Under the Senate's current budget proposal, the 14 children's hospitals would see funding to their pediatric programs slashed by $94.2 million—that's 64 percent of the total $146 million in cuts the Senate is seeking to make to pediatric programs to all 175 hospitals in the state.

Meanwhile, the House's budget proposal—while still problematic—is less threatening than the Senate's. The House is proposing cuts totaling $48.5 million to the 14 children's hospitals—that's 56 percent of the House's total cuts of $85.9 million to pediatric care programs at the 175 hospitals statewide.

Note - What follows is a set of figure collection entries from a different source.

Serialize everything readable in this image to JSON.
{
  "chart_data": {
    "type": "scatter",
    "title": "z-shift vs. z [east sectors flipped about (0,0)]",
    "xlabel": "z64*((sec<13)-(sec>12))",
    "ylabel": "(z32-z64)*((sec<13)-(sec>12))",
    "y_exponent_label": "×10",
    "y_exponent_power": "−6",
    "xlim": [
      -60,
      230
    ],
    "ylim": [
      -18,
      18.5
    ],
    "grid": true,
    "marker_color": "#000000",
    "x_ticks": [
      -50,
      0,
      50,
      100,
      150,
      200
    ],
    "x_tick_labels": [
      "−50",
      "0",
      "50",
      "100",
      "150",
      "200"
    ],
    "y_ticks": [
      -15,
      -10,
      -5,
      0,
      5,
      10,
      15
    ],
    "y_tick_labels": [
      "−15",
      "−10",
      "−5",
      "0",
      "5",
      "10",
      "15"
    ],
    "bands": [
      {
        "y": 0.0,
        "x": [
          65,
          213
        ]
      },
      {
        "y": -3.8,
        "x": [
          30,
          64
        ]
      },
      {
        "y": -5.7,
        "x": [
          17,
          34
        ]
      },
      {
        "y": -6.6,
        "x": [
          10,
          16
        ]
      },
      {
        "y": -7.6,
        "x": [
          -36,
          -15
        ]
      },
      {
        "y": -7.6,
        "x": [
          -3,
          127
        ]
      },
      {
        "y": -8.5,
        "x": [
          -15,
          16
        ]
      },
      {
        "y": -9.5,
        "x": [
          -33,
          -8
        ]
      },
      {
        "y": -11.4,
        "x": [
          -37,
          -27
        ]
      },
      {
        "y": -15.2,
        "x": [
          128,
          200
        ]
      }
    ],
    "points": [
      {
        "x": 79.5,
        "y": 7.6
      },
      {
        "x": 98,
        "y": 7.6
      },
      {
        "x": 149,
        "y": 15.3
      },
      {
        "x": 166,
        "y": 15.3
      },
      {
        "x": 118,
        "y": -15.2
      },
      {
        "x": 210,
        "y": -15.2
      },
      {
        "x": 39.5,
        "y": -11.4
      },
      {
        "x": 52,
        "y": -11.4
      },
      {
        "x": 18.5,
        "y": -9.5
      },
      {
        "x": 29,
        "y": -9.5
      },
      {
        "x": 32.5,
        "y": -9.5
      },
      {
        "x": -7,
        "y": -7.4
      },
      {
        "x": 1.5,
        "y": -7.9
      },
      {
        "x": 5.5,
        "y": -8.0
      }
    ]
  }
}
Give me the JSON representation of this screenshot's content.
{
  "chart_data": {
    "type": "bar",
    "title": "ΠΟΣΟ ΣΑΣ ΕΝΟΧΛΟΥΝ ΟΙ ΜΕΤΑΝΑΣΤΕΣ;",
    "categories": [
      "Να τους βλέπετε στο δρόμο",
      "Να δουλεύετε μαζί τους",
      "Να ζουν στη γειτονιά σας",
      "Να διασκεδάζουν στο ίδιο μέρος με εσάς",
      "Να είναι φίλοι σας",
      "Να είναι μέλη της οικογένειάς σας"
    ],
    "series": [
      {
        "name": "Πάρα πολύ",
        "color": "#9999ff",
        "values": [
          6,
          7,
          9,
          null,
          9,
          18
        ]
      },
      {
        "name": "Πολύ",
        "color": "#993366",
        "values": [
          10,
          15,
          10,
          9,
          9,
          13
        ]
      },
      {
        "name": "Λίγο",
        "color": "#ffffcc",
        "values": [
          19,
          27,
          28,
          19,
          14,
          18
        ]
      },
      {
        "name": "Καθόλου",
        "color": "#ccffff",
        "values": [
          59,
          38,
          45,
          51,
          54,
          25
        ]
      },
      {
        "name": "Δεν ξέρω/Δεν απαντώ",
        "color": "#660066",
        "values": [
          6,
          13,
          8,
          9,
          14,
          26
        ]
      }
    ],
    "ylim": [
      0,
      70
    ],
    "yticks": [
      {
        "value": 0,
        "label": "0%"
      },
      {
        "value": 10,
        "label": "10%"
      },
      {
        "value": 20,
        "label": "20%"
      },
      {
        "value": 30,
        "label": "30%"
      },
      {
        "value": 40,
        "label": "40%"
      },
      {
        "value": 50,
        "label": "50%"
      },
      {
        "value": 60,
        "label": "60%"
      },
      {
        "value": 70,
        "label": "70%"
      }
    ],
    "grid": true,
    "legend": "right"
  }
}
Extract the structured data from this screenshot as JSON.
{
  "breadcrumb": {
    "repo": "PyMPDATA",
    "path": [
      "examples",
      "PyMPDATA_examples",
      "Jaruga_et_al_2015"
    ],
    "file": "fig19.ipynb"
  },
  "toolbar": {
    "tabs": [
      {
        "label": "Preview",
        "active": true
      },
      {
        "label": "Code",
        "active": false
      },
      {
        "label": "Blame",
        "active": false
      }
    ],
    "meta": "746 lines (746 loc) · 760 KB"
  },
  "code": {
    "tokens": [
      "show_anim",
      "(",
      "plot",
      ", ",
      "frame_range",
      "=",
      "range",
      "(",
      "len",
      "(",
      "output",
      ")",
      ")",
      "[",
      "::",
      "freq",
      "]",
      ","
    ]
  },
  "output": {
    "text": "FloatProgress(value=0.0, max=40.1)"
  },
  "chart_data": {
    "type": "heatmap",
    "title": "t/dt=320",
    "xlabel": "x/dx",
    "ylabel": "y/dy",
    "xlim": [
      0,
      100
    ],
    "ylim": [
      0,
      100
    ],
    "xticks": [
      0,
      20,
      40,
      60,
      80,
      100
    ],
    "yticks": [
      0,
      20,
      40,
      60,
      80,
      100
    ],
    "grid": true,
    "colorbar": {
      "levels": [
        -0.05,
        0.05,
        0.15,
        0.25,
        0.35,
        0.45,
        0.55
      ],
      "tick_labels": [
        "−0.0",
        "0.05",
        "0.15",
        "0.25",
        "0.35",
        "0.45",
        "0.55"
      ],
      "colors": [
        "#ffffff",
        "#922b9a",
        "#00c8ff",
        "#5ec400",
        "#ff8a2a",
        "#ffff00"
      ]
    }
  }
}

However, the House budget proposal would shield the state's only three separately licensed, free-standing children's hospitals—All Children's Hospital in St. Petersburg, Shriners Hospital for Children in Tampa, and Miami Children's Hospital—from any Medicaid reimbursement cuts this session. At these institutions, the percentage of hospitalized children who are insured by Medicaid often exceeds 70 percent. The Senate's budget proposal, on the other hand, would still cut pediatric programs at All Children's and Miami Children's.

If these proposed cuts pass their respective chambers, the Senate will have reduced funding for pediatric programs at the state's 14 children's hospitals by $176.6 million over two years, and the House will have cut funding to these children's hospitals by $130.9 million over the same period.

These cuts could have a variety of harmful impacts, such as forcing children's hospitals to close some high-cost, low-reimbursement programs—such as organ transplant and behavioral health programs. These programs would be difficult to replace. It could also lead to certain procedures being denied or curtailed, and could force hospitals to limit access to services based on the hospital's geographic service area or some other factors.    

Among those urging legislators to protect funding for children's hospitals were Tish West and her daughter Caroline, who received life-saving care at St. Joseph's Children's Hospital in Tampa. Now 14, Caroline was born 5 weeks early and later was diagnosed with an extremely rare neurological disorder. Despite numerous tests and surgeries, she requires daily medical care and weekly therapy sessions to maintain her health.

"Never in my life did I anticipate that my family would need assistance from the Medicaid program, but Caroline's healthcare needs simply overwhelmed us," Tish West said. "Thanks to the help we've received from St. Joseph's Children's Hospital and Medicaid, my daughter is able to receive the care she needs to live today. Legislators must understand that these budget cuts hurt real people and real families. I am urging them to protect our children and our children's hospitals."

Dana Bledsoe, the President of Sacred Heart Children's and Women's Hospital in Pensacola, said legislative leaders should also understand that the proposed cuts will impact pediatric programs in every region of the state. Sacred Heart Children's, which provided 16,483 Medicaid hospital days to children last year, would see its pediatric program funding cut by more than $2 million in the Senate and $1.9 million in the House.

"Children and families in the western Panhandle count on our specialized pediatric programs when a child is seriously sick or injured and needs help," Bledsoe said. "These cuts will hurt our programs and our ability to provide care—and that impact is being felt by all the children's hospitals throughout the state. We understand legislators face very difficult choices in balancing the state budget, but our hospitals have taken their fair share of budget cuts, and we cannot cut further on the backs of Florida's children."